In this case archive schema was modified by:

  • Delaying a slave as fallback
  • Creating a copy or archive as _archive_new
  • Altering _archive_new to add ar_id PK
  • Altering _archive_new to add ar_hash (an md5 hash of the row, for sanity checks)
  • Adding INSERT/UPDATE/DELETE triggers to archive to keep _arcive_new in sync
  • Batch inserting data from archive to _archive_new
  • Cross checking the two tables for differences
  • Removing ar_hash
  • Switching the two tables
  • Keeping old table around as archive_save for a time

The batch transfer step was done with pt-online-schema-change using the temporary ar_hash as key (normally it would use the table primary key, but of course archive didn't have one).

[1] As there may yet be more unforseen bugs with SBR, the only true fix is to switch to RBR.

Oops forgot to add:

The batch transfer process used a REPLACE INTO ... SELECT query walking the archive.ar_rev_id index in fixed sizes.

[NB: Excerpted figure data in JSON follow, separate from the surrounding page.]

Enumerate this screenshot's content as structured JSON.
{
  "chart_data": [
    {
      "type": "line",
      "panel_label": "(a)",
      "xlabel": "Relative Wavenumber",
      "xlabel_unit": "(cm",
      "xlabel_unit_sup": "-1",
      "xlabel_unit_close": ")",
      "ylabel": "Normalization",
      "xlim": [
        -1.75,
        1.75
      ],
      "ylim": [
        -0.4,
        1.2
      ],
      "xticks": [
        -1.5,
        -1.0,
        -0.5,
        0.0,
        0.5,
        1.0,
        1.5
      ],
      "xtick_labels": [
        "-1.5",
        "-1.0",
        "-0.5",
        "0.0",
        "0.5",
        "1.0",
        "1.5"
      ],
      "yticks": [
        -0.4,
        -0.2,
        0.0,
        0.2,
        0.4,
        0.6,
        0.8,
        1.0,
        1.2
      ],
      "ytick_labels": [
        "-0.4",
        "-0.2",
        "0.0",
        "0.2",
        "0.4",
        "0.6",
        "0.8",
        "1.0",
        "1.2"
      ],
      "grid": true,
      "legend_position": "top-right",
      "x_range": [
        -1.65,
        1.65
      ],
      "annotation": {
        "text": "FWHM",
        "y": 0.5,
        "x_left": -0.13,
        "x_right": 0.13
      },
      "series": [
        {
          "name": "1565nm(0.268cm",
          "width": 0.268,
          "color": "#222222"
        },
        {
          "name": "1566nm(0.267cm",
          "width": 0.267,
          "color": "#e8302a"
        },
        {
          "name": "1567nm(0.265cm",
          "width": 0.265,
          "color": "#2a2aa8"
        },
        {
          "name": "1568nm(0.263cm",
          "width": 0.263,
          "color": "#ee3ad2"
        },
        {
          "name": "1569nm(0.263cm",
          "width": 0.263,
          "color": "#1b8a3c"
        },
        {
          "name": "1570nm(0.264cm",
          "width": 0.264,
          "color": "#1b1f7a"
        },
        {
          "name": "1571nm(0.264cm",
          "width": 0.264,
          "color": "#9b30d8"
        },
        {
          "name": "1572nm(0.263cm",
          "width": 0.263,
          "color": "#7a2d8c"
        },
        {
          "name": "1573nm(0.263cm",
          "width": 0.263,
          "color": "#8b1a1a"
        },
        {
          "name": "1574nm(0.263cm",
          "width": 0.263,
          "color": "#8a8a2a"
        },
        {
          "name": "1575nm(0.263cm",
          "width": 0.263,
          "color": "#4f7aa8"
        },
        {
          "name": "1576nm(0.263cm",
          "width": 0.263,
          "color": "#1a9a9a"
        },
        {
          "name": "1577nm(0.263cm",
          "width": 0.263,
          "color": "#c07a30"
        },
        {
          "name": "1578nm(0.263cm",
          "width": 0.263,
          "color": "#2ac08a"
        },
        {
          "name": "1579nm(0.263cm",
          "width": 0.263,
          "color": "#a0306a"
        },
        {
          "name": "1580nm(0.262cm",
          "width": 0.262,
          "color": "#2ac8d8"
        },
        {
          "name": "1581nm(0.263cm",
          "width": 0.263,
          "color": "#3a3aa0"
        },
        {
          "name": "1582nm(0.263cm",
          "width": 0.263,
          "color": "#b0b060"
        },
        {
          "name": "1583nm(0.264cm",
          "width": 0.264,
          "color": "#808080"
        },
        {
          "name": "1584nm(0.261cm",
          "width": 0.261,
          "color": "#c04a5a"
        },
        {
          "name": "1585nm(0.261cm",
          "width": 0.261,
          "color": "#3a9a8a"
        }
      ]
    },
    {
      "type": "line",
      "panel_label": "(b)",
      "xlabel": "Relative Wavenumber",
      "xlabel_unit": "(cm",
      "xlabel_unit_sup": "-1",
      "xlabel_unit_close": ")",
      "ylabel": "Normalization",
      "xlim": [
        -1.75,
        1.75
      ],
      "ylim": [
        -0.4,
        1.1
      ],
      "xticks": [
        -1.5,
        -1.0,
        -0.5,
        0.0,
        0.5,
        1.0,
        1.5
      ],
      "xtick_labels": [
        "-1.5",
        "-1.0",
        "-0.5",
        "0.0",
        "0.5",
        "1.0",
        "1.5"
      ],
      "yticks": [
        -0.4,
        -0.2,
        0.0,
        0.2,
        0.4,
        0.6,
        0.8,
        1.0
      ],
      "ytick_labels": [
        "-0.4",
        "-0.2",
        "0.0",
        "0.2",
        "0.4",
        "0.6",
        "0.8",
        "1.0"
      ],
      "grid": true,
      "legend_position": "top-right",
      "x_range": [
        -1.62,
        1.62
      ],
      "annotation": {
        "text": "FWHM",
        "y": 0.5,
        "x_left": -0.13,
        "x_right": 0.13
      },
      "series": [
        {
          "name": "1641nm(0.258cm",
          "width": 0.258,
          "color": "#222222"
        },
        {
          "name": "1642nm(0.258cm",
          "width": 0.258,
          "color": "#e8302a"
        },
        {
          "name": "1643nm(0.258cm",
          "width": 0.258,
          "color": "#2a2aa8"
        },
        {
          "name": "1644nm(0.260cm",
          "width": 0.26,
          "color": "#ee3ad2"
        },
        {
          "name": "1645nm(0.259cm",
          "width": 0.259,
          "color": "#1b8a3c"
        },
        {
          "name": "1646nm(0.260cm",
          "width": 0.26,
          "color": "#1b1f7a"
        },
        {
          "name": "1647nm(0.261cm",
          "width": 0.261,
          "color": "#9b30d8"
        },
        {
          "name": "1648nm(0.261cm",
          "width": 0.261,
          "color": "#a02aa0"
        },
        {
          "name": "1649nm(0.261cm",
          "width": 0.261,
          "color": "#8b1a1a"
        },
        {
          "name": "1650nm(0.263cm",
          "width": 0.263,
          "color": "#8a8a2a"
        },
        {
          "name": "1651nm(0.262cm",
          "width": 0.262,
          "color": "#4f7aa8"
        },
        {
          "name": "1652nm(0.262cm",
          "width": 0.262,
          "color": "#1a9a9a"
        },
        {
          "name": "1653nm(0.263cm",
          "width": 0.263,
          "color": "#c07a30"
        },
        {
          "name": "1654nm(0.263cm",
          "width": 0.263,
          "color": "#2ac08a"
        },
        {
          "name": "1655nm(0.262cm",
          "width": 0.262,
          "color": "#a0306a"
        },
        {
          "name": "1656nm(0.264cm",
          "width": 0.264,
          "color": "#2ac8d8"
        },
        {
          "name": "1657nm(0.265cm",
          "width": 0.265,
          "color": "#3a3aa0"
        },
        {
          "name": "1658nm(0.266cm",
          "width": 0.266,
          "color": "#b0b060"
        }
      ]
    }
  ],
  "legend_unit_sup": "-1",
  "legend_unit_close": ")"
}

This statement in some forms is one that gets listed as unsafe for SBR.

My initial checks on slaves showed it should have been ok there, but the focus was always to ensure master accuracy first and continue to check slave sync regularly while SBR is in effect.

This bug occuring around the time of the schema change isn't likely to be a co-incidence. Hence me placing SBR in the spotlight.

Thanks for that.

If MediaWiki is generating any queries which are actually causing slave drift, you should file bugs for that. We may be able to work around it on the application side.

(In reply to comment #8)

Thanks for that.

If MediaWiki is generating any queries which are actually causing slave
drift,
you should file bugs for that. We may be able to work around it on the
application side.

At least for these two pages it seems to work again.